Wara’ juga terbagi atas wara’ lahiriyah dan
batiniyah. Lahiriyah berarti meninggalkan semua yang dilarang Tuhan, dan
batiniyah hanya Tuhan yang bersemayam di hatinya.[10]
Wara’ menurut para ahli adalah sebagai beriku ;
Syaikh (Abu ‘Ali ad-Daqqaq) menyatakan “wara’ adalah meninggalkan
apapun yang meragukan.”
Ibrahim ibn Ad-ham menjelaskan “wara’ adalah meninggalkan apapun
yang meragukan, dan meninggalkan apapun yang tidak bersangkut paut dengan anda
berarti meninggalkan apapun yang berlebihan.”
Al-Syibli mengatakan “wara’ adalah sikap menjauhi segala sesuatu
selain Allah SWT.”
Abu Sulayman al-darani menyatakan “wara’ adalah titik tolak zuhud,
sebagaimana sikap puas terhadap apa yang ada adalah bagian utama dari ridha.”[11]
3. Zuhud
Secara umum pengertian zuhud merupakan
sikap para sufi bagaimana dia menyikapi kehidupan dunia ini. Mereka beranggapan
bahwa dunia merupakan sumber dari kemaksiatan yang akan menjauhkan mereka dari
Tuhan. Potensi ketertarikan manusia terhadap kemewahan dan kenikmatan dunia
sangat besar, sehingga akan menjadi penghalang bagi seseorang untuk mendekati
Tuhan.
Para sufi harus memalingkan terlebih dahulu
semua aktivitas jasmani dan rohaninya dari hal-hal yang bersifat duniawi,
sehingga segala daya upaya yag dicurahkan oleh para sufi, hanya semata-mata
untuk mendekatkan diri kepada Tuhan.
Beberapa para ahli berpendapat mengenai zuhud adalah sebagai
berikut :
Shufyan al-Tsawri menyatakan, “zuhud terhadap dunia adalah
mengurangi keinginan untuk memperoleh dunia, bukan memakan-makanan kasar atau
mengenakan jubah dari kain kasar.”
Syaikh Abu ‘Ali al-Daqqaq mengatakan, “zuhud adalah hendaknya anda
meninggalkan dunia sebagaimana ia adanya, bukan berkata,’saya akan membangun
ribath (markas sufi) atau mendirikan masjid.”

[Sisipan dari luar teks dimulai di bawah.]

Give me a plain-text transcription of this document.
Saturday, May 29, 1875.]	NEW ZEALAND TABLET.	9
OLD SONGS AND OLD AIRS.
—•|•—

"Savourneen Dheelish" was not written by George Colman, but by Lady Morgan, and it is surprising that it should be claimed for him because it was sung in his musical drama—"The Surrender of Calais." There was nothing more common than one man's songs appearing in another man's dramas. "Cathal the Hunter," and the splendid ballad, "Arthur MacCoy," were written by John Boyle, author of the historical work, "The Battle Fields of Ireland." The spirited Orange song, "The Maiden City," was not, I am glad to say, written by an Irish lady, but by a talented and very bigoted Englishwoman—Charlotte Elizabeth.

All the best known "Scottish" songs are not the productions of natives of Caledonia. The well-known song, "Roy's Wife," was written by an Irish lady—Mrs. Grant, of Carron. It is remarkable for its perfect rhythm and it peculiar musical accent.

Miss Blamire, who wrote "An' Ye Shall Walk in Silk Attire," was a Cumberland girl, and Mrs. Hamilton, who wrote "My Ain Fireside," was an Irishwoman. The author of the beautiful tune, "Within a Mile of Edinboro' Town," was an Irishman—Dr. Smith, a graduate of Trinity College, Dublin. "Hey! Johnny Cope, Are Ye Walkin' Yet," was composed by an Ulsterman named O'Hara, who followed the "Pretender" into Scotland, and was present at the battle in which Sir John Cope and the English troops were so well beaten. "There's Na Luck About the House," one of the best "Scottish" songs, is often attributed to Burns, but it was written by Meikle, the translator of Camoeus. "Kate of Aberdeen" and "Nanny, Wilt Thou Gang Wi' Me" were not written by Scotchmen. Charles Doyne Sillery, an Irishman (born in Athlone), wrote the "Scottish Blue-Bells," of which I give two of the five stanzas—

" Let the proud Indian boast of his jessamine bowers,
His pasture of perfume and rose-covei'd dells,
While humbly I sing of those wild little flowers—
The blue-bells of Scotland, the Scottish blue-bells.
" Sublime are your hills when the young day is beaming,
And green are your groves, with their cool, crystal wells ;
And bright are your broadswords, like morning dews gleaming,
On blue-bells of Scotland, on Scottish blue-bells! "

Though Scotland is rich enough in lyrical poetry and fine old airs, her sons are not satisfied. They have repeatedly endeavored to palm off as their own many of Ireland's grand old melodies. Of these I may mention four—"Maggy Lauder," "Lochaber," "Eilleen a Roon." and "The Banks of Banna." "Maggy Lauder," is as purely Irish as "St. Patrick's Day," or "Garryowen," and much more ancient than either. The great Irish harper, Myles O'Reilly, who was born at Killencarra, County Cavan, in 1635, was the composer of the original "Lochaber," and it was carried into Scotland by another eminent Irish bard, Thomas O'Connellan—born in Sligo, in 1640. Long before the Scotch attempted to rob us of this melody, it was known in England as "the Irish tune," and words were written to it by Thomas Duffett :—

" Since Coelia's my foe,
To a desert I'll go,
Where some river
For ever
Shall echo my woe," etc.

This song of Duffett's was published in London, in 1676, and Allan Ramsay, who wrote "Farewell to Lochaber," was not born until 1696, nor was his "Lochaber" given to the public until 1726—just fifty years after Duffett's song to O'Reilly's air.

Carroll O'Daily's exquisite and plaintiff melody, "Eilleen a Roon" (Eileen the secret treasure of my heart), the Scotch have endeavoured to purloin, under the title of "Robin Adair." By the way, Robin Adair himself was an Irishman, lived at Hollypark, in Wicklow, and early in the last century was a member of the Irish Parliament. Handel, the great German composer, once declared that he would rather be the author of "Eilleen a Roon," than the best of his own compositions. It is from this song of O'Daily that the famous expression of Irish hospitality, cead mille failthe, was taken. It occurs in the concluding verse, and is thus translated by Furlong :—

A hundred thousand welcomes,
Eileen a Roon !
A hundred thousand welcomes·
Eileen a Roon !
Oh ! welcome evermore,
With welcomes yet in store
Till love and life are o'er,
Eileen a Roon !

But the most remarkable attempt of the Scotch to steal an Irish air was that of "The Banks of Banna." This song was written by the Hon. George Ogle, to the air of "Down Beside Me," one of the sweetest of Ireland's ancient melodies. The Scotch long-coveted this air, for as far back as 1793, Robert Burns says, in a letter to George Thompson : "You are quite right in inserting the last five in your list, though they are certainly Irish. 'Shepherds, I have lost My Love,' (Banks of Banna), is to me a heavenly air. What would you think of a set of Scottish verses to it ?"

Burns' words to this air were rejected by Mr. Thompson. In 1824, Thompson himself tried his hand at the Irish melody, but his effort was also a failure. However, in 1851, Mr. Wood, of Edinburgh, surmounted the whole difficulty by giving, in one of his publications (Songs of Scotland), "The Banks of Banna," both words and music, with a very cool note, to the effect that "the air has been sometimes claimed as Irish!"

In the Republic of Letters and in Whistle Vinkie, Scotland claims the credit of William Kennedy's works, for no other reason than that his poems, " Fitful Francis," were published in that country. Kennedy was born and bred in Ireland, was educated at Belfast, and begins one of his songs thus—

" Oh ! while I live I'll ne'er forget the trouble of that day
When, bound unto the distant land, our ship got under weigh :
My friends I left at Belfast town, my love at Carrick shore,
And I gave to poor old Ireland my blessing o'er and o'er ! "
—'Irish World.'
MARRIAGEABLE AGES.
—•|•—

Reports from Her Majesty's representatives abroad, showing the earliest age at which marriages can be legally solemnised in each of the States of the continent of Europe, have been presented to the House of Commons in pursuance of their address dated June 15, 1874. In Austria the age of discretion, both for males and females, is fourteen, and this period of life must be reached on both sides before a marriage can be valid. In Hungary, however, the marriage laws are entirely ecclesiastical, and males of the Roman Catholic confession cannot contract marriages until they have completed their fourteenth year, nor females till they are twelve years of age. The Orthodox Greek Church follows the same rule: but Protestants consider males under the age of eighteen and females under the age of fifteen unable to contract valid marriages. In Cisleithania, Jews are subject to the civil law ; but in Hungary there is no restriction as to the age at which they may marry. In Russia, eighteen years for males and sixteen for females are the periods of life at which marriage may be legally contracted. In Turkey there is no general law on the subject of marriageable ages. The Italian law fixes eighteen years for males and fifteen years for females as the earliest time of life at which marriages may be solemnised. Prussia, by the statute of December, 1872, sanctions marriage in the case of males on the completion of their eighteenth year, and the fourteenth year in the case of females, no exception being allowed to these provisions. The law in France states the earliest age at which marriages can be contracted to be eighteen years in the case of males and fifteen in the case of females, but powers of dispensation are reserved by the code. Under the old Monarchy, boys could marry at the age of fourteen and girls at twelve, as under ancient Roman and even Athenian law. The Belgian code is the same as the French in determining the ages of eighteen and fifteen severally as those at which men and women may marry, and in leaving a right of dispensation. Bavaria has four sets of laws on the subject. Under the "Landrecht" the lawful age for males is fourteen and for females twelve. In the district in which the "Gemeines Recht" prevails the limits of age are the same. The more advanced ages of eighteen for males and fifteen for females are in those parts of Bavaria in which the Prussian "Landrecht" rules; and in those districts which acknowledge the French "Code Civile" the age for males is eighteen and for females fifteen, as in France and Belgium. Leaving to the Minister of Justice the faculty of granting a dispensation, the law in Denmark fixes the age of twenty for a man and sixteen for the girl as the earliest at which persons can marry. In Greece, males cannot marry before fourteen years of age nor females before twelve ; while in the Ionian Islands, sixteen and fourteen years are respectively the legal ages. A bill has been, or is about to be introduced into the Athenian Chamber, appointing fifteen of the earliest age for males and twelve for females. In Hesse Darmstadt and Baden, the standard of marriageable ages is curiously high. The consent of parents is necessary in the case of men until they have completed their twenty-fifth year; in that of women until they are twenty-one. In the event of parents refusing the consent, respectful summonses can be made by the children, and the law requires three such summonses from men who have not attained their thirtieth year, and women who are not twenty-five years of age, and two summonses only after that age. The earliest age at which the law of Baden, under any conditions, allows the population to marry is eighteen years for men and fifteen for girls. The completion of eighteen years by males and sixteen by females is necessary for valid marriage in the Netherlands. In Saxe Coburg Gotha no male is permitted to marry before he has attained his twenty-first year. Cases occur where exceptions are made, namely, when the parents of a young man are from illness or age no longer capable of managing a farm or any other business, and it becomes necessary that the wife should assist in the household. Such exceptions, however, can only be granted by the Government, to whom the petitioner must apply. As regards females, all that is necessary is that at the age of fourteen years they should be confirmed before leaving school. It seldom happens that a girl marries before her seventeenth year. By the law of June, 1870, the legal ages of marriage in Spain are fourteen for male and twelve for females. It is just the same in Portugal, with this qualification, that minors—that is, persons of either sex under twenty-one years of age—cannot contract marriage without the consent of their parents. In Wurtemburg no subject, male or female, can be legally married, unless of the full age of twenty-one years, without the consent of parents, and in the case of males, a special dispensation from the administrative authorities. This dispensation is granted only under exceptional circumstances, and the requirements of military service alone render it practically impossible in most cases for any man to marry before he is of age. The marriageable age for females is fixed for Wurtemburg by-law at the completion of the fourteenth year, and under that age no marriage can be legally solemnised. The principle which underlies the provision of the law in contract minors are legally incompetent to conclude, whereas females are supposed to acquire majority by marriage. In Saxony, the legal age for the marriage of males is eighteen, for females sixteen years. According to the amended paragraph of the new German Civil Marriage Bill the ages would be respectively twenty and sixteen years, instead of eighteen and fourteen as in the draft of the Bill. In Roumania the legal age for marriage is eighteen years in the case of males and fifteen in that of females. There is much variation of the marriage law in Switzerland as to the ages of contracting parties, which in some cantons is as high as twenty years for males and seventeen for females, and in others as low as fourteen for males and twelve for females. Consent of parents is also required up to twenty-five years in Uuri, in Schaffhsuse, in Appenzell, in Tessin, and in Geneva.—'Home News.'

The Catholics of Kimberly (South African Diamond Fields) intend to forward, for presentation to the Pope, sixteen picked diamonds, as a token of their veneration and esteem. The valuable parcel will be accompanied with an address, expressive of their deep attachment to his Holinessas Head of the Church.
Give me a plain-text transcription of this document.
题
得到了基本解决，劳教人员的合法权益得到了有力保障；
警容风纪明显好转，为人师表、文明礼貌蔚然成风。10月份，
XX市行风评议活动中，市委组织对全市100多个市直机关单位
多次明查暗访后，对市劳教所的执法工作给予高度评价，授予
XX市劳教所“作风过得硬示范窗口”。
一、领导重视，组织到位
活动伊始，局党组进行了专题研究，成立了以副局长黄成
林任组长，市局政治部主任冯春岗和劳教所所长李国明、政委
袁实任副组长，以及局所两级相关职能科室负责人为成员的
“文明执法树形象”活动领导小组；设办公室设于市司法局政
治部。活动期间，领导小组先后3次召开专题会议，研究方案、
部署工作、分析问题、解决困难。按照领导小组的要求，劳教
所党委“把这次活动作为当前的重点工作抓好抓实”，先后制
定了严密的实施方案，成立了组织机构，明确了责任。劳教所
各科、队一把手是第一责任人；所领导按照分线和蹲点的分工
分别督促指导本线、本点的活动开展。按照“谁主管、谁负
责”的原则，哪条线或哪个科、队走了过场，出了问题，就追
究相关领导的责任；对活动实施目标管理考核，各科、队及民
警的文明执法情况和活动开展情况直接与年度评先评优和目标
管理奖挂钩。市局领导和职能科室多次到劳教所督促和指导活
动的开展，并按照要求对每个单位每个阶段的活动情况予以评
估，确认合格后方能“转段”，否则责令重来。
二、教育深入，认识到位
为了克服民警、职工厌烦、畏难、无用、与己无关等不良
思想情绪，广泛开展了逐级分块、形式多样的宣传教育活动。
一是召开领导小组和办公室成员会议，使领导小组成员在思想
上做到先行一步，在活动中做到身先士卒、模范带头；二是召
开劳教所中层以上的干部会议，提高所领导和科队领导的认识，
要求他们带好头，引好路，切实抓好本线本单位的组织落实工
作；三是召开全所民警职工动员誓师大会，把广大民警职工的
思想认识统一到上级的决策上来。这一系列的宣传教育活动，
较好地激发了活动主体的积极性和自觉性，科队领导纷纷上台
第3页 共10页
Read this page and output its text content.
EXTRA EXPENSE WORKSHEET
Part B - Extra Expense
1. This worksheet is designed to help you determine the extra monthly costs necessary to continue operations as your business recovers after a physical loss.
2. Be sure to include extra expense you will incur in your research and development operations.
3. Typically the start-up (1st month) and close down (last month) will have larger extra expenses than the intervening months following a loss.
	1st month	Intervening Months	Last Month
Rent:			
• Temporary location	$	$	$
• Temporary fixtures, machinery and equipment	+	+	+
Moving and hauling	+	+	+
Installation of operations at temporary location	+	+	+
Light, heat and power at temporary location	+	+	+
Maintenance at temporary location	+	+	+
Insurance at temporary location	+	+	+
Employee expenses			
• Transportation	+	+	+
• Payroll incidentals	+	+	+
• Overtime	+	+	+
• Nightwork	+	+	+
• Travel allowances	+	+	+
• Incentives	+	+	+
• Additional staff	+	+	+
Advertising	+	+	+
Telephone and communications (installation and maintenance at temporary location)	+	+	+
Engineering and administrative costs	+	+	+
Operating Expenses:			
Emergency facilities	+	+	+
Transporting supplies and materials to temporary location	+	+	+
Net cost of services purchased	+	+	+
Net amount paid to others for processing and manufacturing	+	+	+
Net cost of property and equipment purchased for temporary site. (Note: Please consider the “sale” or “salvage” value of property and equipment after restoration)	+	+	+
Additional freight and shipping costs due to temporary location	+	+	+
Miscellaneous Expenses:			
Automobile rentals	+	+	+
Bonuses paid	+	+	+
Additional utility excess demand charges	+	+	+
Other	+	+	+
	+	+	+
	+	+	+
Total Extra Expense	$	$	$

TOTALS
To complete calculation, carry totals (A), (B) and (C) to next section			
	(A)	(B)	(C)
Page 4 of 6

Ibn al-Jalla’ berkomentar, “zuhud adalah sikap anda memandang dunia
ini hina, karena dunia ini fana setelah itu, maka berpaling darinya akan
menjadi mudah bagi Anda.”
Ibn Khafif menyatakan, “pertanda zuhud adalah adanya sikap tenang
ketika berpisah dari harta milik.” Dia jga menyatakan, “zuhud adalah
membebaskan hati dari sebab-sebab sekunder dan membebaskan tangan dari harta
benda.”
Ahmad ibn Hanbal memberikan penjelasan, “ada tiga macam zuhud :
bersumpah menjauhi hal yang haram adalah zuhud kaum awam, bersumpah menjauhi
keberlebihan dalam hal-hal yang halal adalah zuhud kaum terpilih, dan bersumpah
menjauhi apapun yang mengalihkan sang hamba dari Allah SWT adalah zuhud kaum
gnostik.”[12]
4. Faqr
Ada macam interpretasi tentang maqam faqr
ini, mulai dari penafsiran yang biasa saja sampai kepada interpretasi yang
sangat ekstrim. Prinsipnya adalah tetang kondisi hidup miskin dari para sufi.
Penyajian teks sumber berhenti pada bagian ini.